Having grown up in first the suburbs of New Haven, Conn., then Western Massachusetts, the AHL circuit is no mystery to me. I remember watching the old New Haven Nighthawks as a young boy — I even had a player tap the glass after warmups and give me a stick once — then moving to Springfield area and watching the Springfield Indians, who eventually became the Falcons.
I wasn't a season ticket holder, but I wasn't an infrequent attendee either. There were stretches where I'd attend a game a week or more, and I'd say my love of hockey truly blossomed in the Springfield Civic Center, watching the Falcons — then a shared farm team for the Whalers and Winnipeg Jets — including a young, fiery goalie: Manny Legace.
In 2004, Legace was voted the starting goalie for the Falcons' 10th Anniversary Team, having compiled a 53-45-15 record over parts of four seasons in Springfield. For a franchise that has struggled since becoming the Falcons — the Indians franchise relocated to Worcester and became the IceCats, with Springfield immediately awarded an expansion franchise named the Falcons — Legace is one of very few bright spots.
But for better or for worse, my memory of Legace comes from one unfortunate sequence of events in the 1997 AHL playoffs.
The Falcons held a 2-0 lead in the AHL's Southern Conference Finals, having stunned the favored Bears twice in Hershey, and were returning to Springfield for Game 3, with yours truly in attendance. The Falcons led 3-1 late, but the Bears pulled within one midway through the third and then scored a controversial goal in the final minute when Legace was interfered with outside the crease. Dennis LaRue — now an NHL referee — allowed the goal to stand.
But LaRue wasn't done. The Falcons netted the apparent game-winner with seconds remaining in the third, only to have it overturned by Larue on an in-the-crease violation (Sabres fans remember this now-defunct rule). When the Bears scored less than three minutes into overtime, Legace — plainly put — lost it. If my memory serves me right — and the only documented online account is from the Bears’ Web site, and comes across to me as revisionist history — the Bears were also in the crease on the game-winner, but LaRue allowed the goal to stand.
Legace burst from his crease toward Larue, irate that the same call that had been made on the Falcons no-goal was not made on the overtime tally. Again, the Bears’ site isn't as I remember things. Their account:
He charged after LaRue and hit him with his stick resulting in a ten game suspension for the Springfield goalie.
Legace did indeed make a beeline for LaRue, but the way I remember it was Legace, in a fury, lost his edge and took the official’s legs out from under him.
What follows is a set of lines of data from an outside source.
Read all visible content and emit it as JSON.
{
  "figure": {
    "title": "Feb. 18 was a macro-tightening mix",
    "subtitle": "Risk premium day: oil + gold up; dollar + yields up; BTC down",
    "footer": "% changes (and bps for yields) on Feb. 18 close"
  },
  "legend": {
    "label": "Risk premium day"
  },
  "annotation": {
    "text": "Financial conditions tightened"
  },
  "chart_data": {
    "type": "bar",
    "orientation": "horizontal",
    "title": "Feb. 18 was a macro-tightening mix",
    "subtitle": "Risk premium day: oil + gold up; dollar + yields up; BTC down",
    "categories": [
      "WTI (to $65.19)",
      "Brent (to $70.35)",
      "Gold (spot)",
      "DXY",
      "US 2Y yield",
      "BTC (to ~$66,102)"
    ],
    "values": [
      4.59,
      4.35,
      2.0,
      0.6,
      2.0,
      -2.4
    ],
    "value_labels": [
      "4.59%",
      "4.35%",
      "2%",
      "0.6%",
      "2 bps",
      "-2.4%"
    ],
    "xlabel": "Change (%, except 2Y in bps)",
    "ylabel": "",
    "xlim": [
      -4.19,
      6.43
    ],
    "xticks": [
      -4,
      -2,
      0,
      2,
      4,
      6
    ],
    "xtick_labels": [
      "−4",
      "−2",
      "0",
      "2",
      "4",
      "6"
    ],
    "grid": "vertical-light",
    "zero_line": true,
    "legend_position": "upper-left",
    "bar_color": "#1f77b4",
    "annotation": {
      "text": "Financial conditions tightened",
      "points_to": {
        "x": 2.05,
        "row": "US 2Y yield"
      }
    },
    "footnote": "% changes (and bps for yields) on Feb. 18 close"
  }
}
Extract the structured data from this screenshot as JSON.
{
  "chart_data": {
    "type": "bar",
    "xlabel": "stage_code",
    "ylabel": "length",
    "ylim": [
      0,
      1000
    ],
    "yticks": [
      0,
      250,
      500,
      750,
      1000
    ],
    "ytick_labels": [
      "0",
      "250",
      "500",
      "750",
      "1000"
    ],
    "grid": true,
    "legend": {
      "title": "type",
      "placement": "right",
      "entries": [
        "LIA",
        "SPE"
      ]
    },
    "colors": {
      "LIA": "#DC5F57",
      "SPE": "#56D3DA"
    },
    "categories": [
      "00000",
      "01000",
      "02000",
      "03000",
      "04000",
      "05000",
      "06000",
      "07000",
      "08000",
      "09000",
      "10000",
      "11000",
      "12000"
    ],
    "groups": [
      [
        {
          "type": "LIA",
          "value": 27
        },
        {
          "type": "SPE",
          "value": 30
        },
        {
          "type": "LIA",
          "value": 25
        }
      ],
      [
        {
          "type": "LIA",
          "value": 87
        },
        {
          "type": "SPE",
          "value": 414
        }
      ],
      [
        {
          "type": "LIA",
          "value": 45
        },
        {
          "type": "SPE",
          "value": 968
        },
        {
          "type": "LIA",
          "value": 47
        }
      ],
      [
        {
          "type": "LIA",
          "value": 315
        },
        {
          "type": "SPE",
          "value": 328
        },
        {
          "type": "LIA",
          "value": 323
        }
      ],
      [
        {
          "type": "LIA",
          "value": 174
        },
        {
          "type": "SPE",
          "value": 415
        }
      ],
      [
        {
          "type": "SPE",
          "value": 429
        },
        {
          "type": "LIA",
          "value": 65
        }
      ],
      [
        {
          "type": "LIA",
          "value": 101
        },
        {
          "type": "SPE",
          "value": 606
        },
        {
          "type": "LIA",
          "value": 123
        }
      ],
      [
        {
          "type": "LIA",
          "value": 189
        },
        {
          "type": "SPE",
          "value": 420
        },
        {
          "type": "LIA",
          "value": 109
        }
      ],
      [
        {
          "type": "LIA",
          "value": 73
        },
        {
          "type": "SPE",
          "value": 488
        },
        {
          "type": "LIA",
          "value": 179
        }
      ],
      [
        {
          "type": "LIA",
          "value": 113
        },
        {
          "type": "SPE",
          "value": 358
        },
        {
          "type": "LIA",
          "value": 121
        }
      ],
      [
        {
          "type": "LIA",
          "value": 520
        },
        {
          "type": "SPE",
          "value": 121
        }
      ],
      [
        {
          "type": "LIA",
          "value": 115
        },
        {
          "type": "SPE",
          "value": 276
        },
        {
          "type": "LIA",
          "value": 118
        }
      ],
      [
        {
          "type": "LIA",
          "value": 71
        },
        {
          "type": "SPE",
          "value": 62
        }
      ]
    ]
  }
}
Who knows if, in my own deliriousness at the blown calls at the end of regulation, that I remember things incorrectly.
One thing is for certain: Legace was indeed suspended 10 games, and the Falcons faltered without him. Springfield won Game 4 with backup Sylvain Daigle in net, taking a 3-1 series lead. But the Bears stunned the Falcons with three straight victories, ending Springfield’s season.
For all practical purposes, that was the end of Legace's time in Springfield. He spent the majority of the 1997-98 season with the Las Vegas Thunder of the IHL, with Jets’ second-round pick Scott Langkow getting the starting gig in Springfield. Legace was then dealt to the Kings July 31, 1998, just a month after the Whalers relocated to Raleigh and became the Hurricanes. He got in 17 games with the Kings that season, but didn't make his mark until joining the Red Wings as their full-time backup in 2000-01, eventually taking over the No. 1 job.
But despite Legace’s success in Detroit, and later in St. Louis, his name still takes me back to 1997, back to a time when hockey ensnared me and LaRue infuriated me.
Welcome to Raleigh, Manny. I’m looking forward to more memories — hopefully happy ones.